GLOBAL REPORT—The proliferation of online tools continues to dominate the pace of change in the ever-evolving hotel industry, according to sources.
While the “trend” is by no means new, its pace is remarkable nonetheless, said Ron Pohl, senior VP of brand management and member services for Phoenix-based Best Western International.
“It just becomes more and more comprehensive,” he said of guests’ use of search, social media and apps to shop and book hotel stays. “Social media is consuming everything we’re doing in the lodging industry from how a customer shops, what the customer looks at, how they evaluate us, whether they trust us.”
More recently, the use of online platforms is transcending age and demographics, he said.
Approximately 20% of all travel was booked on mobile devices during 2011; two years ago that number was nearly zero, according to Robert Rauch, president of San Diego-based R.A. Rauch & Associates hotel consulting.
Within the next three years, 80% of all bookings will be made via mobile devices, he said, citing information from Google.
“The pace has already been huge. It’s akin to zero to 60 in 4.3 seconds,” Rauch said.
Another interesting wrinkle is the times and locations in which would-be guests are searching and booking hotel stays, said Ken Minnikin, director of marketing for Australia-based Mantra Group.
Ken Minnikin, Mantra Group
It’s an information-on-demand era, he said. “Consumers are utilizing new technology such as mobile/cell phones and tablets, to conduct research and to make accommodation bookings. And even more interesting is when they are undertaking this activity.” For example, activity is peaking at 11 p.m. local time in Australia, he said.

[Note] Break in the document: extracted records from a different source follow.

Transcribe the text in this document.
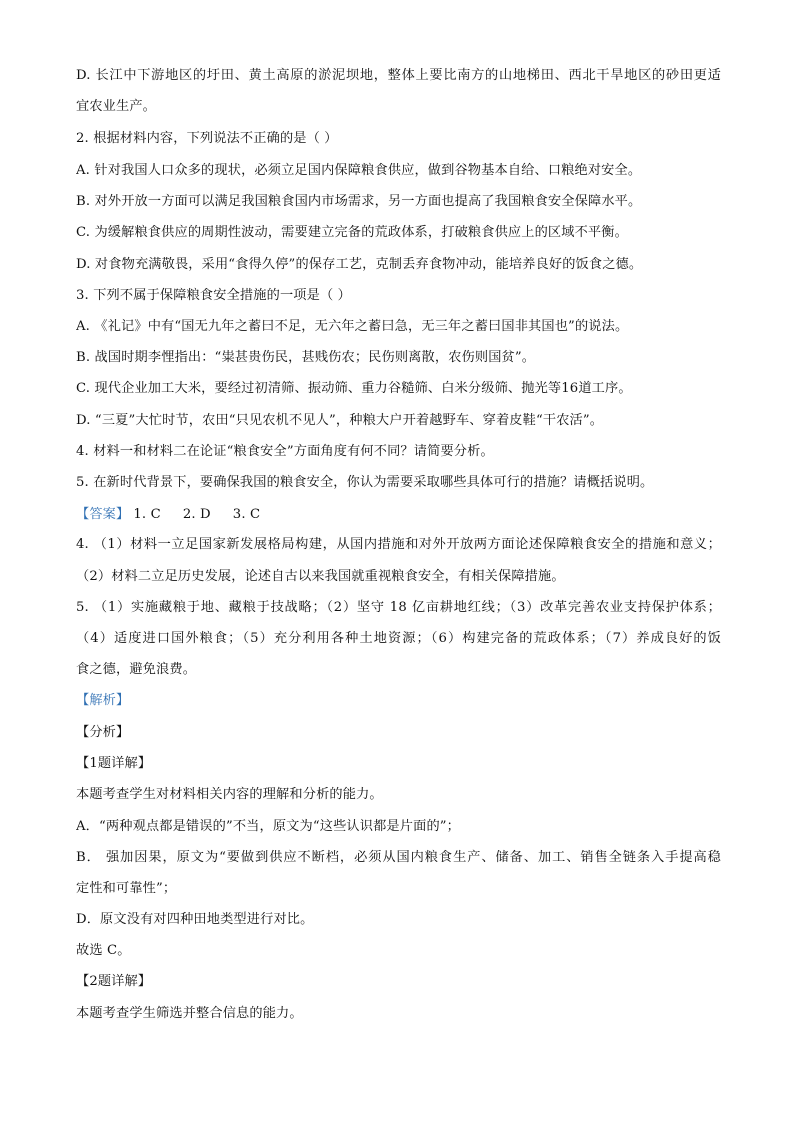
D. 长江中下游地区的圩田、黄土高原的淤泥坝地，整体上要比南方的山地梯田、西北干旱地区的砂田更适
宜农业生产。
2. 根据材料内容，下列说法不正确的是（ ）
A. 针对我国人口众多的现状，必须立足国内保障粮食供应，做到谷物基本自给、口粮绝对安全。
B. 对外开放一方面可以满足我国粮食国内市场需求，另一方面也提高了我国粮食安全保障水平。
C. 为缓解粮食供应的周期性波动，需要建立完备的荒政体系，打破粮食供应上的区域不平衡。
D. 对食物充满敬畏，采用“食得久停”的保存工艺，克制丢弃食物冲动，能培养良好的饭食之德。
3. 下列不属于保障粮食安全措施的一项是（ ）
A. 《礼记》中有“国无九年之蓄曰不足，无六年之蓄曰急，无三年之蓄曰国非其国也”的说法。
B. 战国时期李悝指出：“粜甚贵伤民，甚贱伤农；民伤则离散，农伤则国贫”。
C. 现代企业加工大米，要经过初清筛、振动筛、重力谷糙筛、白米分级筛、抛光等16道工序。
D. “三夏”大忙时节，农田“只见农机不见人”，种粮大户开着越野车、穿着皮鞋“干农活”。
4. 材料一和材料二在论证“粮食安全”方面角度有何不同？请简要分析。
5. 在新时代背景下，要确保我国的粮食安全，你认为需要采取哪些具体可行的措施？请概括说明。
【答案】 1. C 2. D 3. C
4. （1）材料一立足国家新发展格局构建，从国内措施和对外开放两方面论述保障粮食安全的措施和意义；
（2）材料二立足历史发展，论述自古以来我国就重视粮食安全，有相关保障措施。
5. （1）实施藏粮于地、藏粮于技战略；（2）坚守 18 亿亩耕地红线；（3）改革完善农业支持保护体系；
（4）适度进口国外粮食；（5）充分利用各种土地资源；（6）构建完备的荒政体系；（7）养成良好的饭
食之德，避免浪费。
【解析】
【分析】
【1题详解】
本题考查学生对材料相关内容的理解和分析的能力。
A．“两种观点都是错误的”不当，原文为“这些认识都是片面的”；
B． 强加因果，原文为“要做到供应不断档，必须从国内粮食生产、储备、加工、销售全链条入手提高稳
定性和可靠性”；
D．原文没有对四种田地类型进行对比。
故选 C。
【2题详解】
本题考查学生筛选并整合信息的能力。
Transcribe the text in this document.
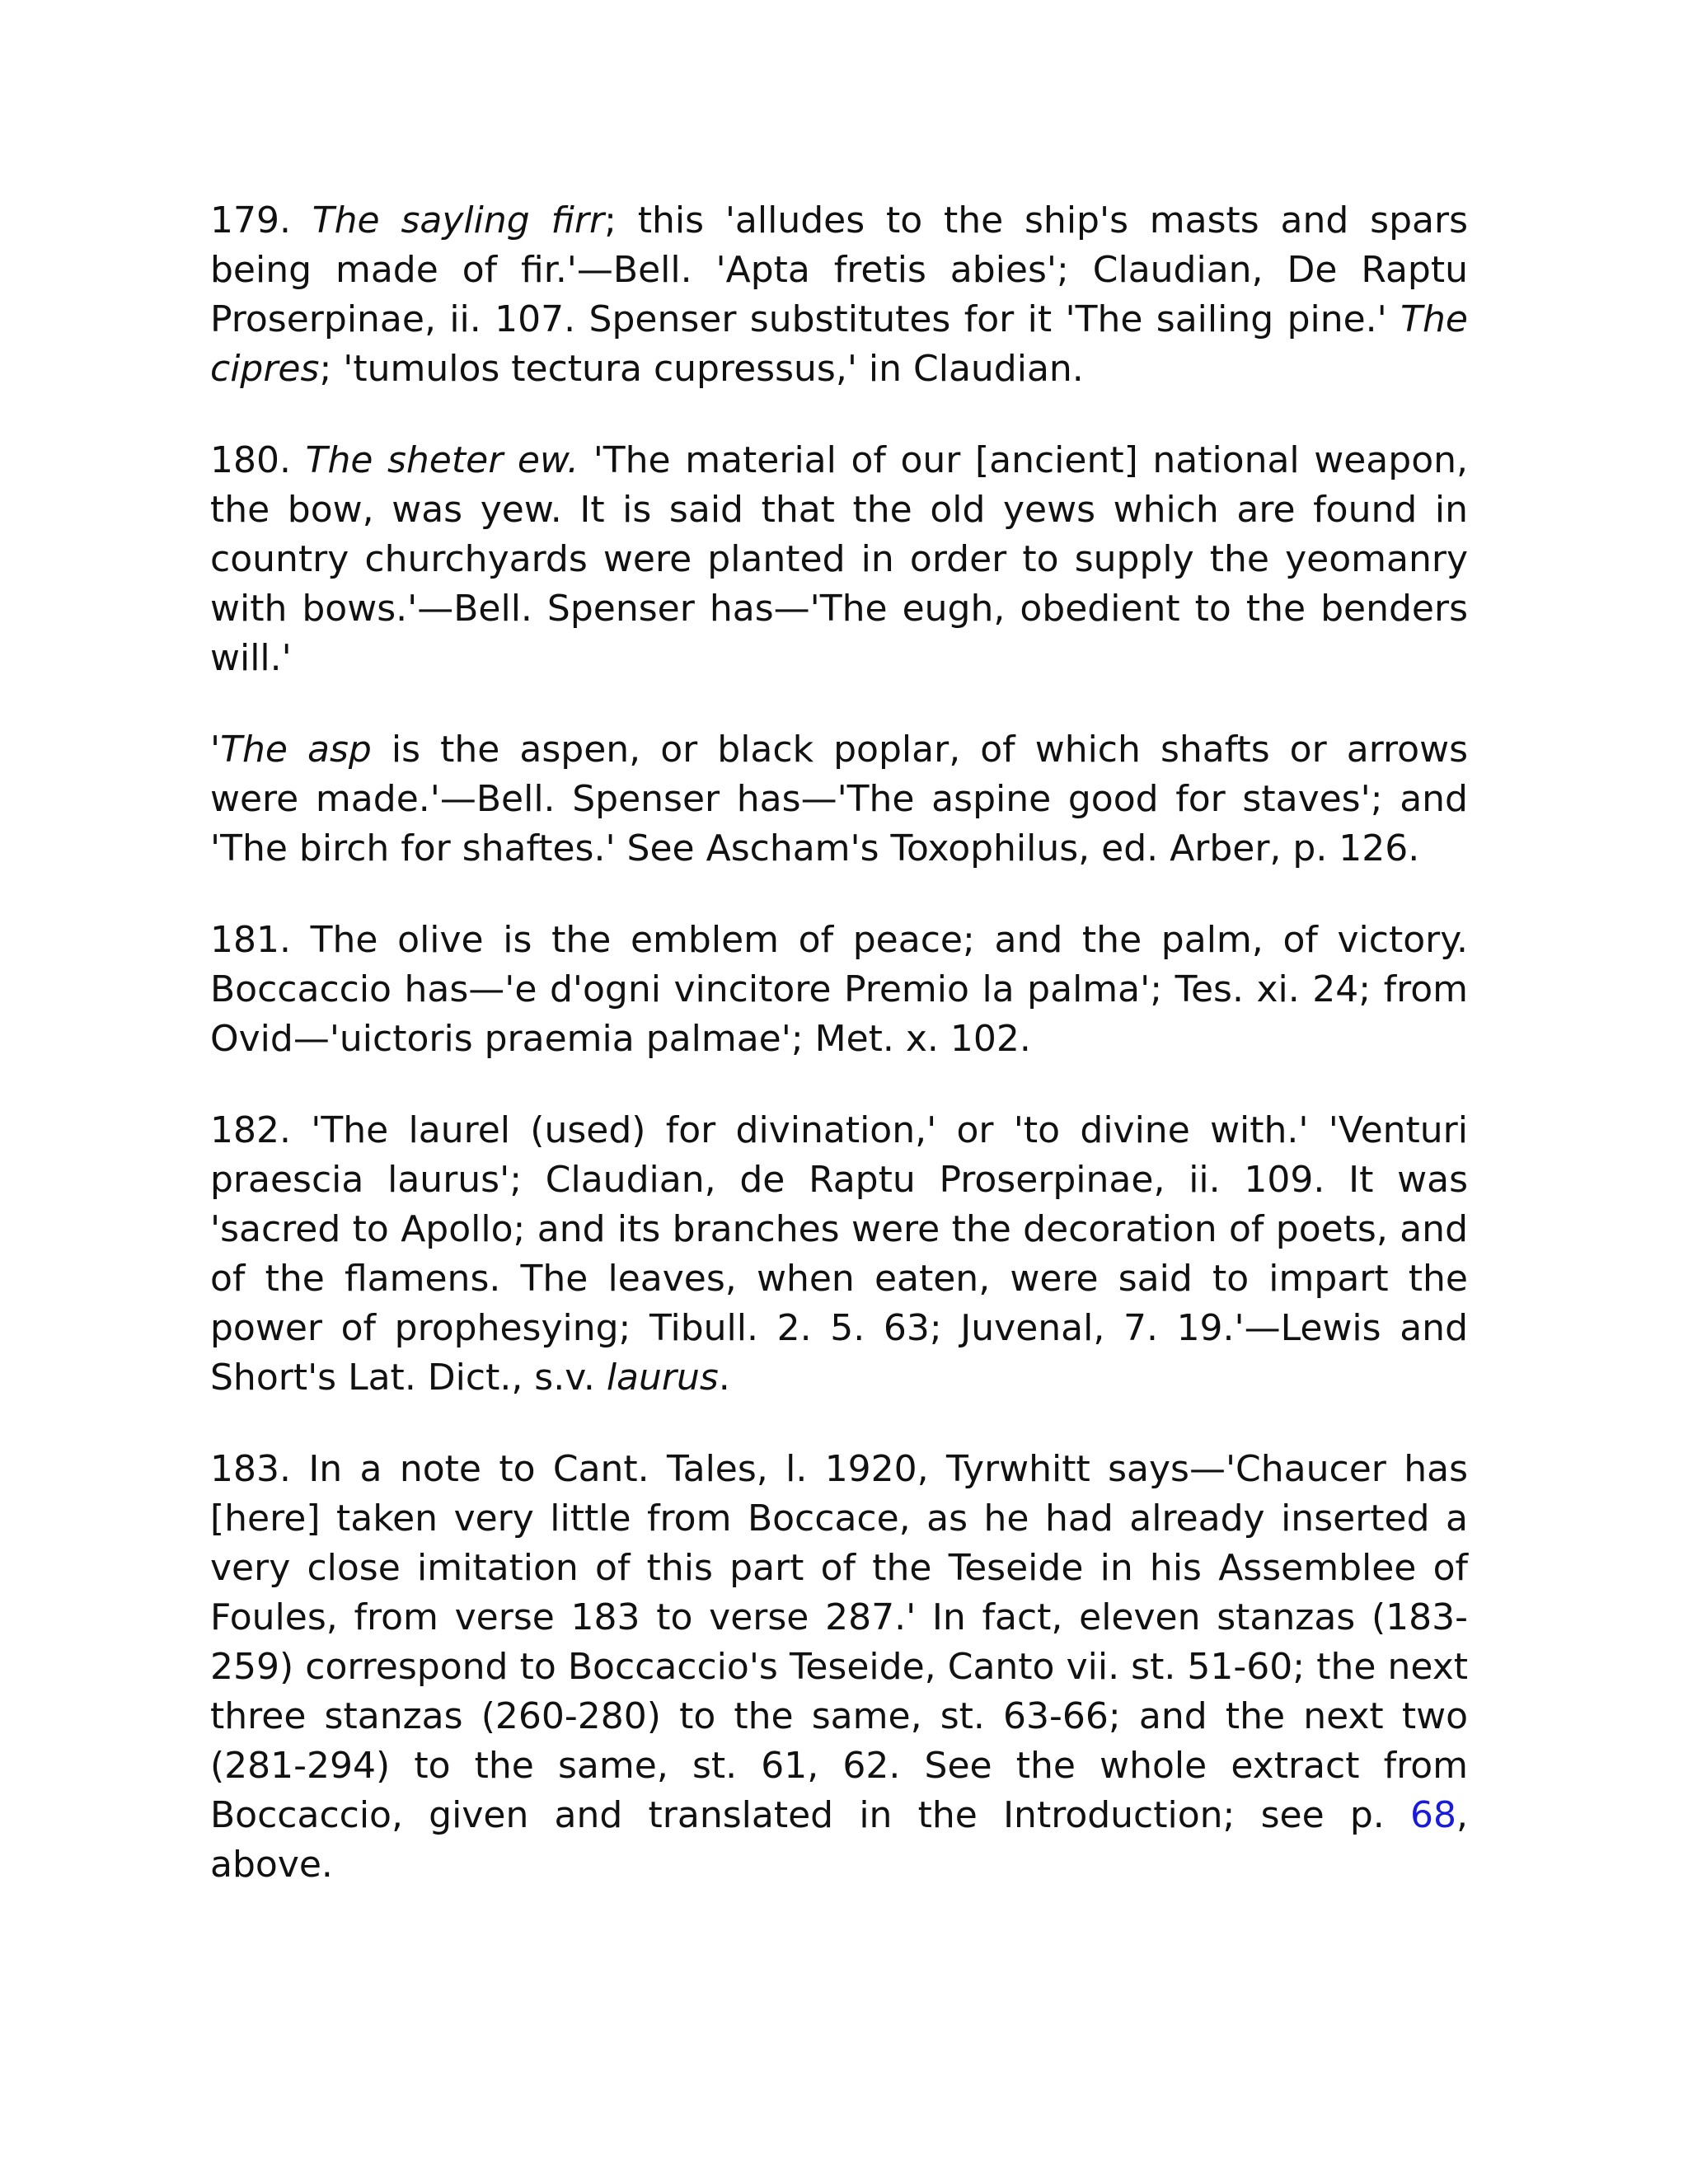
179. The sayling firr; this 'alludes to the ship's masts and spars being made of fir.'—Bell. 'Apta fretis abies'; Claudian, De Raptu Proserpinae, ii. 107. Spenser substitutes for it 'The sailing pine.' The cipres; 'tumulos tectura cupressus,' in Claudian.

180. The sheter ew. 'The material of our [ancient] national weapon, the bow, was yew. It is said that the old yews which are found in country churchyards were planted in order to supply the yeomanry with bows.'—Bell. Spenser has—'The eugh, obedient to the benders will.'

'The asp is the aspen, or black poplar, of which shafts or arrows were made.'—Bell. Spenser has—'The aspine good for staves'; and 'The birch for shaftes.' See Ascham's Toxophilus, ed. Arber, p. 126.

181. The olive is the emblem of peace; and the palm, of victory. Boccaccio has—'e d'ogni vincitore Premio la palma'; Tes. xi. 24; from Ovid—'uictoris praemia palmae'; Met. x. 102.

182. 'The laurel (used) for divination,' or 'to divine with.' 'Venturi praescia laurus'; Claudian, de Raptu Proserpinae, ii. 109. It was 'sacred to Apollo; and its branches were the decoration of poets, and of the flamens. The leaves, when eaten, were said to impart the power of prophesying; Tibull. 2. 5. 63; Juvenal, 7. 19.'—Lewis and Short's Lat. Dict., s.v. laurus.

183. In a note to Cant. Tales, l. 1920, Tyrwhitt says—'Chaucer has [here] taken very little from Boccace, as he had already inserted a very close imitation of this part of the Teseide in his Assemblee of Foules, from verse 183 to verse 287.' In fact, eleven stanzas (183-259) correspond to Boccaccio's Teseide, Canto vii. st. 51-60; the next three stanzas (260-280) to the same, st. 63-66; and the next two (281-294) to the same, st. 61, 62. See the whole extract from Boccaccio, given and translated in the Introduction; see p. 68, above.
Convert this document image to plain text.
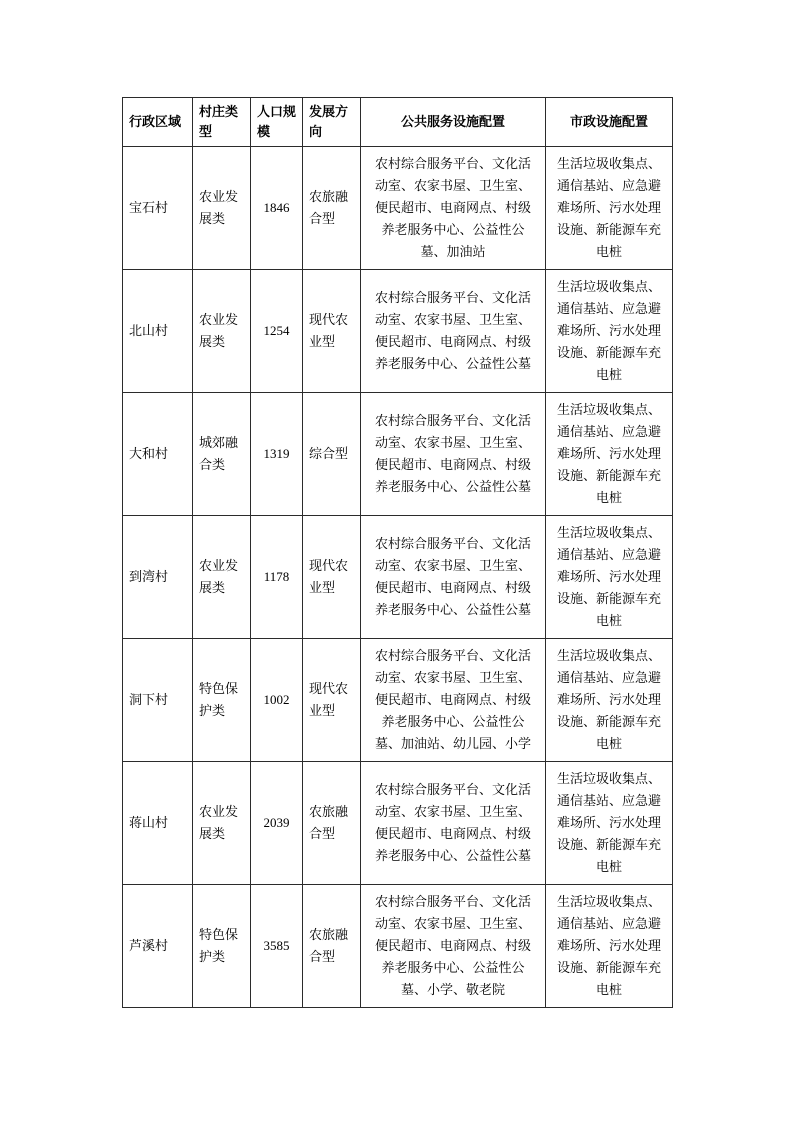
行政区域	村庄类型	人口规模	发展方向	公共服务设施配置	市政设施配置
宝石村	农业发展类	1846	农旅融合型	农村综合服务平台、文化活动室、农家书屋、卫生室、便民超市、电商网点、村级养老服务中心、公益性公墓、加油站	生活垃圾收集点、通信基站、应急避难场所、污水处理设施、新能源车充电桩
北山村	农业发展类	1254	现代农业型	农村综合服务平台、文化活动室、农家书屋、卫生室、便民超市、电商网点、村级养老服务中心、公益性公墓	生活垃圾收集点、通信基站、应急避难场所、污水处理设施、新能源车充电桩
大和村	城郊融合类	1319	综合型	农村综合服务平台、文化活动室、农家书屋、卫生室、便民超市、电商网点、村级养老服务中心、公益性公墓	生活垃圾收集点、通信基站、应急避难场所、污水处理设施、新能源车充电桩
到湾村	农业发展类	1178	现代农业型	农村综合服务平台、文化活动室、农家书屋、卫生室、便民超市、电商网点、村级养老服务中心、公益性公墓	生活垃圾收集点、通信基站、应急避难场所、污水处理设施、新能源车充电桩
洞下村	特色保护类	1002	现代农业型	农村综合服务平台、文化活动室、农家书屋、卫生室、便民超市、电商网点、村级养老服务中心、公益性公墓、加油站、幼儿园、小学	生活垃圾收集点、通信基站、应急避难场所、污水处理设施、新能源车充电桩
蒋山村	农业发展类	2039	农旅融合型	农村综合服务平台、文化活动室、农家书屋、卫生室、便民超市、电商网点、村级养老服务中心、公益性公墓	生活垃圾收集点、通信基站、应急避难场所、污水处理设施、新能源车充电桩
芦溪村	特色保护类	3585	农旅融合型	农村综合服务平台、文化活动室、农家书屋、卫生室、便民超市、电商网点、村级养老服务中心、公益性公墓、小学、敬老院	生活垃圾收集点、通信基站、应急避难场所、污水处理设施、新能源车充电桩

But innovation exists beyond the world of online booking, sources said. They highlighted four other trends that are shaping the global hotel landscape.
Lost art and the rise of science
While digital tools are revolutionizing the way customers search and book travel, they’re also changing the way hoteliers themselves operate, Rauch said.
“We have become an industry that is much more science than art,” he said.
Look no further than revenue management, he said. Whereas before the task was like spinning plates, now the majority of that process is automated.
“There are algorithms that can run your revenue management, and I don’t have to do anything,” he said, adding that it’s also good to have the human element overseeing even the best autopilots.
The shift toward science also is being felt in the distribution arena, Rauch said. “There are so many diverse channels through which we can get business. … we have to determine which ones to take and at what price,” he said, adding tools exist to help hoteliers do just that.
No place like home
“At the end of the day, we sell sleep,” Best Western’s Pohl said. “Making that as much like (our guests’) home environment is oftentimes what the customer wants.”
Ron Pohl, Best Western
Guests today, especially road warriors, want rooms that remind them of home, he said. That can be reflected both in the design aesthetic as well as amenities and technology.
The hotel industry hasn’t always been good at keeping up with the pace of change, however. But guest expectations are guest expectations, and hoteliers must do everything they can to accommodate them.
Blending between property types
The product offerings in the hotel industry today are extremely segmented, Pohl said. Extended-stay properties are different from suite properties, which are different from standard properties.
Executives at Best Western are looking to change that to match the increasingly fragmented needs and wants of guests. Instead of a hotel offering only one room type, Pohl said the hotel of the future could feature several different room types under one roof.
It’s not an entirely revolutionary idea, he said. Best Western properties in the past have often featured a handful of extended-stay-type rooms with kitchens. But the industry moved away from that idea during the past few decades.
Size doesn’t matter
The hotel industry has been working under the erroneous assumption that bigger often means better, Pohl said.
Today’s discerning traveler, however, is often eschewing the big-box mega complexes of the past for more personal, manageable property footprints.
“Customers like the inn feel or the expanded bed-and-breakfast feel. There’s not many brands or chains that are affiliated with those types of products. It’s an opportunity to take smaller hotels (of 30 to 50 rooms) and place them in a market with a brand name.”